By: Alec Davis (alecdavis) 2011-04-08 00:34:35

[2011-04-08 16:06:08.738] VERBOSE[23914] sig_pri.c:     -- Accepting call from '5604819' to '8322' on channel 0/29, span 1
[2011-04-08 16:06:08.738] DEBUG[23929] app_queue.c: Device 'DAHDI/i1/5604819-246' changed to state '2' (In use) but we don't care because they're not a member of any queue.
[2011-04-08 16:06:08.739] DEBUG[2343] pbx.c: Function result is '5604819'
[2011-04-08 16:06:08.740] DEBUG[2343] pbx.c: Launching 'MYSQL'
[2011-04-08 16:06:08.740] VERBOSE[2343] pbx.c:     -- Executing [8322@incoming:2] MYSQL("DAHDI/i1/5604819-246", "Query ...) in new stack
... MYSQL ...
[2011-04-08 16:06:08.741] DEBUG[2343] pbx.c: Launching 'Dial'
[2011-04-08 16:06:08.741] VERBOSE[2343] pbx.c:     -- Executing [8322@incoming:9] Dial("DAHDI/i1/5604819-246", "DAHDI/g0/033417052:8322,,r") in new stack
[2011-04-08 16:06:08.741] DEBUG[2343] chan_dahdi.c: Using channel 1
[2011-04-08 16:06:08.741] DEBUG[2343] sig_pri.c: sig_pri_request 1
[2011-04-08 16:06:08.739] DEBUG[23914] chan_dahdi.c: Enabled echo cancellation on channel 29
[2011-04-08 16:06:08.741] DEBUG[2343] dsp.c: Setup tone 1100 Hz, 500 ms, block_size=160, hits_required=21
[2011-04-08 16:06:08.741] DEBUG[2343] dsp.c: Setup tone 2100 Hz, 2600 ms, block_size=160, hits_required=116
[2011-04-08 16:06:08.741] DEBUG[2343] devicestate.c: device 'DAHDI/i1/033417052:8322-247' state '2'
[2011-04-08 16:06:08.741] ERROR[2343] lock.c: chan_dahdi.c line 2078 (my_unlock_private): mutex '&p->lock' freed more times than we've locked!
[2011-04-08 16:06:08.741] ERROR[2343] lock.c: chan_dahdi.c line 2078 (my_unlock_private): Error releasing mutex: Operation not permitted

By: Richard Mudgett (rmudgett) 2011-04-08 10:16:58

Look at -r301946.  You are suffering from that bug at least.
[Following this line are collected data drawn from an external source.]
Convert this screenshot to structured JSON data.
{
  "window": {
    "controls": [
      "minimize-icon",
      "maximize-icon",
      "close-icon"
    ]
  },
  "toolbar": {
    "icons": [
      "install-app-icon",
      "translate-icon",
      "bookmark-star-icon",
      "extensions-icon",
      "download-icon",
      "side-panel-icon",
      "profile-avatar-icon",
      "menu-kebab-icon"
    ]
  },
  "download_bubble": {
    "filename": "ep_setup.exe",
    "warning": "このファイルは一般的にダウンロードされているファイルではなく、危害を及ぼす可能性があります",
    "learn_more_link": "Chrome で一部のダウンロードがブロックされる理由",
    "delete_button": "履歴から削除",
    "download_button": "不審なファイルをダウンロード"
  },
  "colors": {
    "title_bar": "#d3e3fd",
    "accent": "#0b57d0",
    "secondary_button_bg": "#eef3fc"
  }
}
By: Richard Mudgett (rmudgett) 2011-05-06 14:21:18

alec:
Did applying the patch of -r301946 take care of your problem?

By: Alec Davis (alecdavis) 2011-05-06 16:09:22

rmudgett: not sure exactly, went to the current 1.8 branch SVN-branch-1.8-r315673M and havn't seen it since.

By: Richard Mudgett (rmudgett) 2011-05-06 17:30:21

From the symptoms the -r301946 bug was the main culprit here.